There has never, of course, been a time when the psyche did not manifest itself, but formerly it attracted no attention--no one noticed it. People got along without heeding it. But today we can no longer get along unless we give our best attention to the ways of the psyche.
It was men of the medical profession who were the first to notice this; for the priest is concerned only to establish an undisturbed functioning of the psyche within a recognized system of belief. As long as this system gives true expression to life, psychology can be nothing but a technical adjuvant to healthy living, and the psyche cannot be regarded as a problem in itself.

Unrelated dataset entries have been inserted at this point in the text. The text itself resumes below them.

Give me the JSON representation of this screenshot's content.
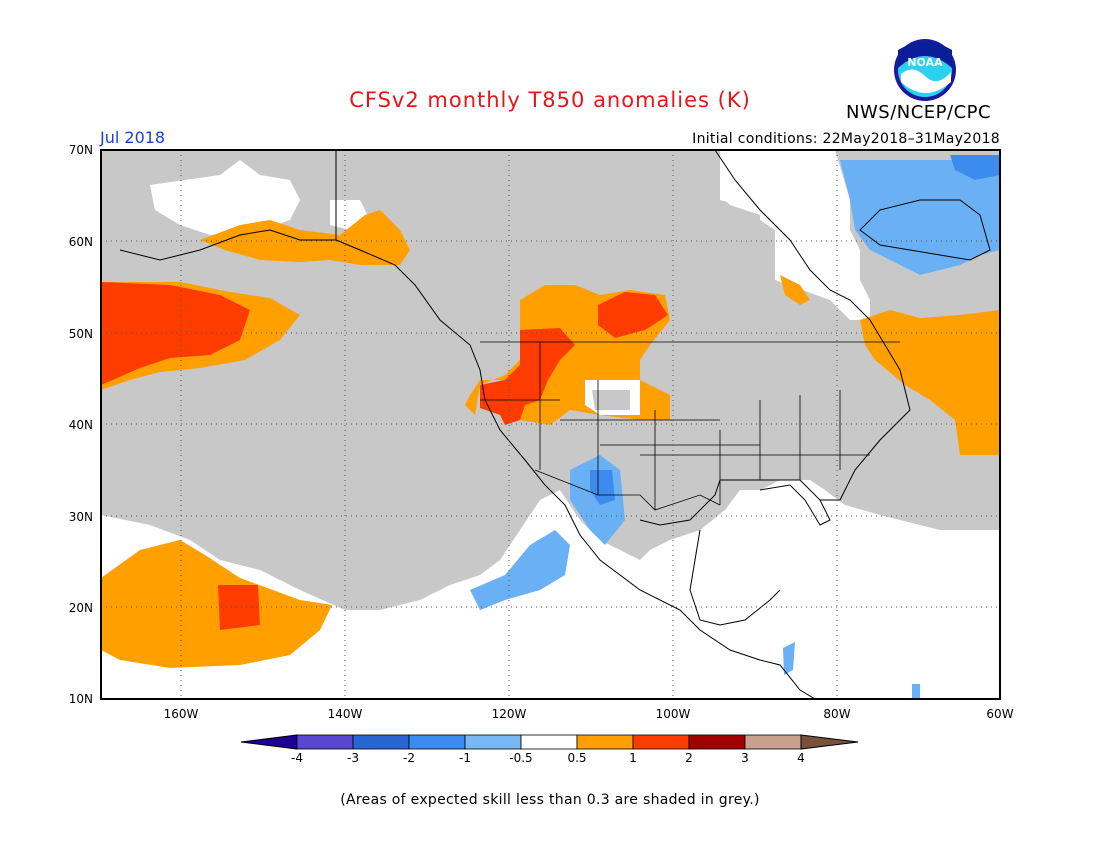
{
  "header": {
    "title": "CFSv2 monthly T850 anomalies (K)",
    "organization": "NWS/NCEP/CPC",
    "logo_text": "NOAA",
    "month": "Jul 2018",
    "initial_conditions": "Initial conditions: 22May2018–31May2018"
  },
  "map": {
    "lat_labels": [
      "70N",
      "60N",
      "50N",
      "40N",
      "30N",
      "20N",
      "10N"
    ],
    "lon_labels": [
      "160W",
      "140W",
      "120W",
      "100W",
      "80W",
      "60W"
    ],
    "lat_range": [
      10,
      70
    ],
    "lon_range": [
      -171,
      -60
    ],
    "grid": true,
    "skill_mask_color": "#c8c8c8",
    "colors": {
      "grey": "#c8c8c8",
      "orange": "#ffa000",
      "red": "#ff3c00",
      "light_blue": "#6ab0f5",
      "blue": "#3c8cf0"
    }
  },
  "legend": {
    "ticks": [
      "-4",
      "-3",
      "-2",
      "-1",
      "-0.5",
      "0.5",
      "1",
      "2",
      "3",
      "4"
    ],
    "colors": [
      "#1e0096",
      "#5a46d2",
      "#2864d2",
      "#3c8cf0",
      "#7ab8f5",
      "#ffffff",
      "#ffa000",
      "#ff3c00",
      "#a00000",
      "#c8a08c",
      "#78503c"
    ]
  },
  "footnote": "(Areas of expected skill less than 0.3 are shaded in grey.)"
}
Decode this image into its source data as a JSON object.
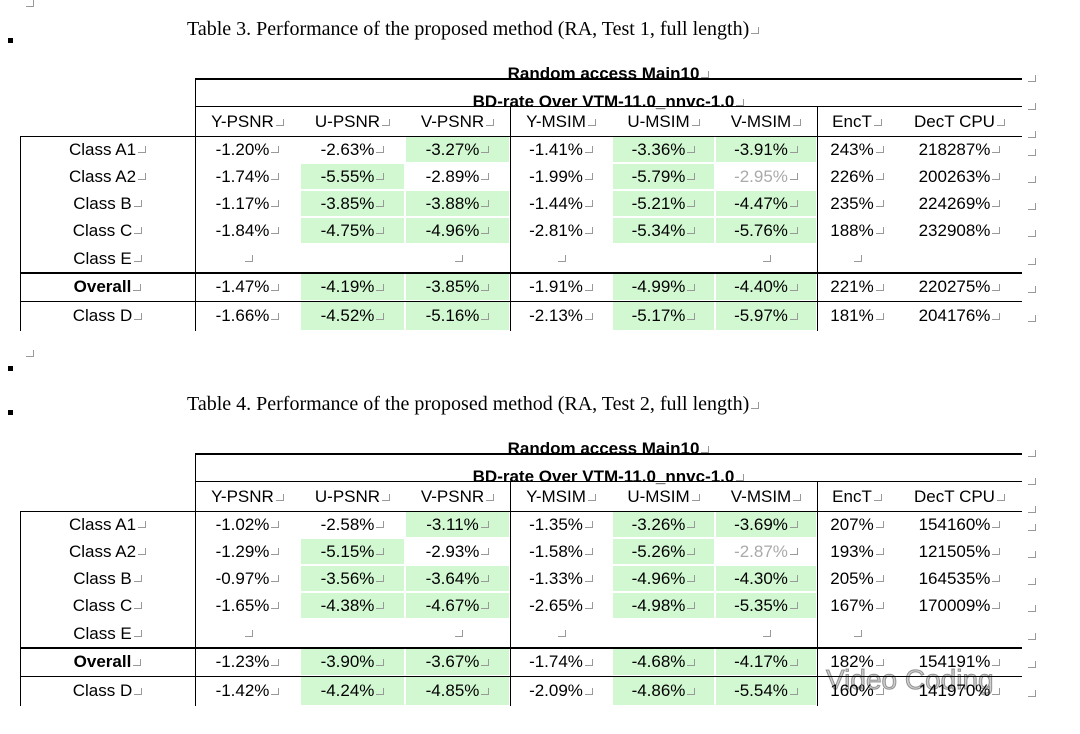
{
  "tables": [
    {
      "caption": "Table 3. Performance of the proposed method (RA, Test 1, full length)",
      "title": "Random access Main10",
      "subtitle": "BD-rate Over VTM-11.0_nnvc-1.0",
      "columns": [
        "Y-PSNR",
        "U-PSNR",
        "V-PSNR",
        "Y-MSIM",
        "U-MSIM",
        "V-MSIM",
        "EncT",
        "DecT CPU"
      ],
      "rows": [
        {
          "label": "Class A1",
          "cells": [
            "-1.20%",
            "-2.63%",
            "-3.27%",
            "-1.41%",
            "-3.36%",
            "-3.91%",
            "243%",
            "218287%"
          ]
        },
        {
          "label": "Class A2",
          "cells": [
            "-1.74%",
            "-5.55%",
            "-2.89%",
            "-1.99%",
            "-5.79%",
            "-2.95%",
            "226%",
            "200263%"
          ]
        },
        {
          "label": "Class B",
          "cells": [
            "-1.17%",
            "-3.85%",
            "-3.88%",
            "-1.44%",
            "-5.21%",
            "-4.47%",
            "235%",
            "224269%"
          ]
        },
        {
          "label": "Class C",
          "cells": [
            "-1.84%",
            "-4.75%",
            "-4.96%",
            "-2.81%",
            "-5.34%",
            "-5.76%",
            "188%",
            "232908%"
          ]
        },
        {
          "label": "Class E",
          "cells": [
            null,
            null,
            null,
            null,
            null,
            null,
            null,
            null
          ]
        },
        {
          "label": "Overall",
          "cells": [
            "-1.47%",
            "-4.19%",
            "-3.85%",
            "-1.91%",
            "-4.99%",
            "-4.40%",
            "221%",
            "220275%"
          ]
        },
        {
          "label": "Class D",
          "cells": [
            "-1.66%",
            "-4.52%",
            "-5.16%",
            "-2.13%",
            "-5.17%",
            "-5.97%",
            "181%",
            "204176%"
          ]
        }
      ]
    },
    {
      "caption": "Table 4. Performance of the proposed method (RA, Test 2, full length)",
      "title": "Random access Main10",
      "subtitle": "BD-rate Over VTM-11.0_nnvc-1.0",
      "columns": [
        "Y-PSNR",
        "U-PSNR",
        "V-PSNR",
        "Y-MSIM",
        "U-MSIM",
        "V-MSIM",
        "EncT",
        "DecT CPU"
      ],
      "rows": [
        {
          "label": "Class A1",
          "cells": [
            "-1.02%",
            "-2.58%",
            "-3.11%",
            "-1.35%",
            "-3.26%",
            "-3.69%",
            "207%",
            "154160%"
          ]
        },
        {
          "label": "Class A2",
          "cells": [
            "-1.29%",
            "-5.15%",
            "-2.93%",
            "-1.58%",
            "-5.26%",
            "-2.87%",
            "193%",
            "121505%"
          ]
        },
        {
          "label": "Class B",
          "cells": [
            "-0.97%",
            "-3.56%",
            "-3.64%",
            "-1.33%",
            "-4.96%",
            "-4.30%",
            "205%",
            "164535%"
          ]
        },
        {
          "label": "Class C",
          "cells": [
            "-1.65%",
            "-4.38%",
            "-4.67%",
            "-2.65%",
            "-4.98%",
            "-5.35%",
            "167%",
            "170009%"
          ]
        },
        {
          "label": "Class E",
          "cells": [
            null,
            null,
            null,
            null,
            null,
            null,
            null,
            null
          ]
        },
        {
          "label": "Overall",
          "cells": [
            "-1.23%",
            "-3.90%",
            "-3.67%",
            "-1.74%",
            "-4.68%",
            "-4.17%",
            "182%",
            "154191%"
          ]
        },
        {
          "label": "Class D",
          "cells": [
            "-1.42%",
            "-4.24%",
            "-4.85%",
            "-2.09%",
            "-4.86%",
            "-5.54%",
            "160%",
            "141970%"
          ]
        }
      ]
    }
  ],
  "watermark": "Video Coding"
}
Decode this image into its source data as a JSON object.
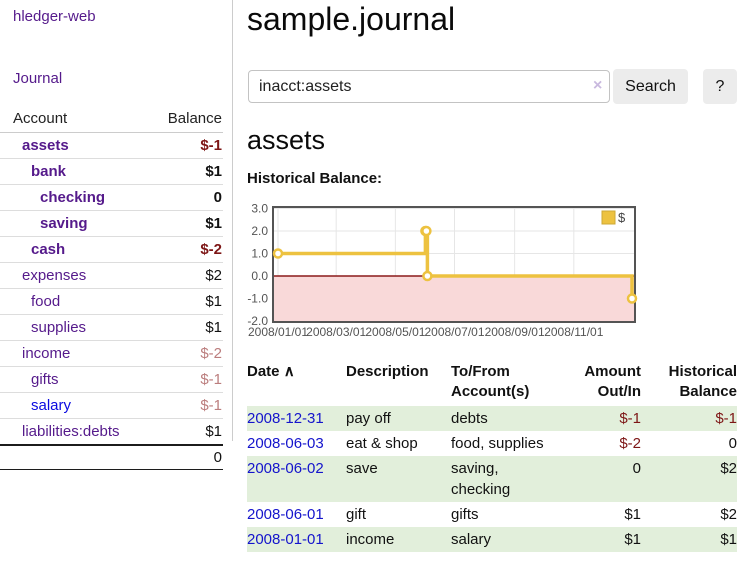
{
  "sidebar": {
    "brand": "hledger-web",
    "nav": {
      "journal": "Journal"
    },
    "table": {
      "account_header": "Account",
      "balance_header": "Balance"
    },
    "accounts": [
      {
        "name": "assets",
        "balance": "$-1",
        "level": 0,
        "bold": true,
        "neg": "strong"
      },
      {
        "name": "bank",
        "balance": "$1",
        "level": 1,
        "bold": true,
        "neg": ""
      },
      {
        "name": "checking",
        "balance": "0",
        "level": 2,
        "bold": true,
        "neg": ""
      },
      {
        "name": "saving",
        "balance": "$1",
        "level": 2,
        "bold": true,
        "neg": ""
      },
      {
        "name": "cash",
        "balance": "$-2",
        "level": 1,
        "bold": true,
        "neg": "strong"
      },
      {
        "name": "expenses",
        "balance": "$2",
        "level": 0,
        "bold": false,
        "neg": ""
      },
      {
        "name": "food",
        "balance": "$1",
        "level": 1,
        "bold": false,
        "neg": ""
      },
      {
        "name": "supplies",
        "balance": "$1",
        "level": 1,
        "bold": false,
        "neg": ""
      },
      {
        "name": "income",
        "balance": "$-2",
        "level": 0,
        "bold": false,
        "neg": "muted"
      },
      {
        "name": "gifts",
        "balance": "$-1",
        "level": 1,
        "bold": false,
        "neg": "muted"
      },
      {
        "name": "salary",
        "balance": "$-1",
        "level": 1,
        "bold": false,
        "neg": "muted",
        "unvisited": true
      },
      {
        "name": "liabilities:debts",
        "balance": "$1",
        "level": 0,
        "bold": false,
        "neg": ""
      }
    ],
    "total": "0"
  },
  "header": {
    "title": "sample.journal"
  },
  "search": {
    "value": "inacct:assets",
    "clear_icon": "×",
    "button_label": "Search",
    "help_label": "?"
  },
  "account_page": {
    "heading": "assets",
    "chart_label": "Historical Balance:"
  },
  "chart_data": {
    "type": "line",
    "title": "Historical Balance",
    "step": true,
    "series": [
      {
        "name": "$",
        "color": "#edc240",
        "points": [
          [
            "2008-01-01",
            1
          ],
          [
            "2008-06-01",
            2
          ],
          [
            "2008-06-02",
            2
          ],
          [
            "2008-06-03",
            0
          ],
          [
            "2008-12-31",
            -1
          ]
        ]
      }
    ],
    "xlim": [
      "2008-01-01",
      "2008-12-31"
    ],
    "ylim": [
      -2,
      3
    ],
    "yticks": [
      3.0,
      2.0,
      1.0,
      0.0,
      -1.0,
      -2.0
    ],
    "xticks": [
      {
        "date": "2008-01-01",
        "label": "2008/01/01"
      },
      {
        "date": "2008-03-01",
        "label": "2008/03/01"
      },
      {
        "date": "2008-05-01",
        "label": "2008/05/01"
      },
      {
        "date": "2008-07-01",
        "label": "2008/07/01"
      },
      {
        "date": "2008-09-01",
        "label": "2008/09/01"
      },
      {
        "date": "2008-11-01",
        "label": "2008/11/01"
      }
    ],
    "grid": true,
    "legend_position": "top-right",
    "negative_region_color": "#f9d9d9",
    "zero_line_color": "#8b1a1a",
    "border_color": "#545454",
    "tick_label_color": "#545454"
  },
  "register": {
    "columns": [
      {
        "label": "Date",
        "sort_icon": "∧"
      },
      {
        "label": "Description"
      },
      {
        "label": "To/From\nAccount(s)"
      },
      {
        "label": "Amount\nOut/In"
      },
      {
        "label": "Historical\nBalance"
      }
    ],
    "rows": [
      {
        "date": "2008-12-31",
        "description": "pay off",
        "accounts": "debts",
        "amount": "$-1",
        "amount_neg": true,
        "balance": "$-1",
        "balance_neg": true,
        "shaded": true
      },
      {
        "date": "2008-06-03",
        "description": "eat & shop",
        "accounts": "food, supplies",
        "amount": "$-2",
        "amount_neg": true,
        "balance": "0",
        "balance_neg": false,
        "shaded": false
      },
      {
        "date": "2008-06-02",
        "description": "save",
        "accounts": "saving, checking",
        "amount": "0",
        "amount_neg": false,
        "balance": "$2",
        "balance_neg": false,
        "shaded": true
      },
      {
        "date": "2008-06-01",
        "description": "gift",
        "accounts": "gifts",
        "amount": "$1",
        "amount_neg": false,
        "balance": "$2",
        "balance_neg": false,
        "shaded": false
      },
      {
        "date": "2008-01-01",
        "description": "income",
        "accounts": "salary",
        "amount": "$1",
        "amount_neg": false,
        "balance": "$1",
        "balance_neg": false,
        "shaded": true
      }
    ]
  }
}
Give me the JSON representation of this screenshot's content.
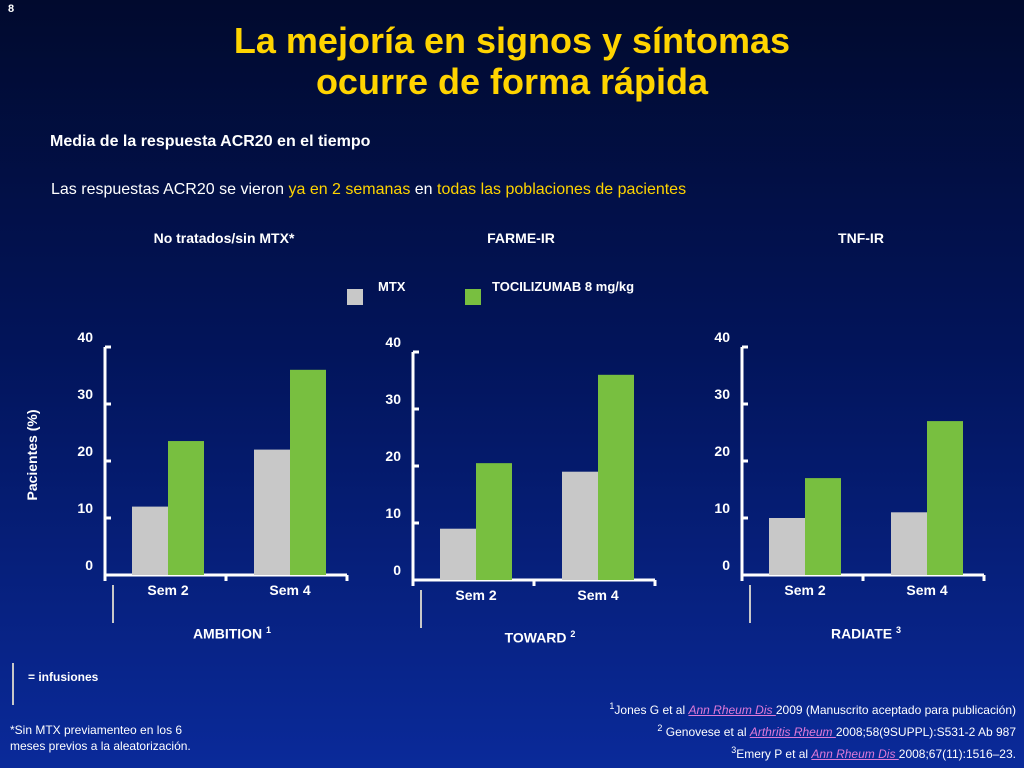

While man still lives as a herd-being he has no "things of the spirit" of his own; nor does he need any, save the usual belief in the immortality of the soul. But as soon as he has outgrown whatever local form of religion he was born to--as soon as this religion can no longer embrace his life in all its fulness--then the psyche becomes something in its own right which cannot be dealt with by the measures of the Church alone. It is for this reason that we of today have a psychology founded on experience, and not upon articles of faith or the postulates of any philosophical system. The very fact that we have such a psychology is to me symptomatic of a profound convulsion of spiritual life. (pp. 202-2)
I have found a similar thing within my ministry and within myself. The theological systems, unless radically reinterpreted in such a way that they are able to express experience, do not seem to work for many people. At the same time, rationalism is ineffective in addressing the power of the psyche and particularly the unconscious. I wonder if the Church will be able to be effective in helping people to address their spiritual problems without first letting go of the need to first explain the psyche in an external metaphysical system.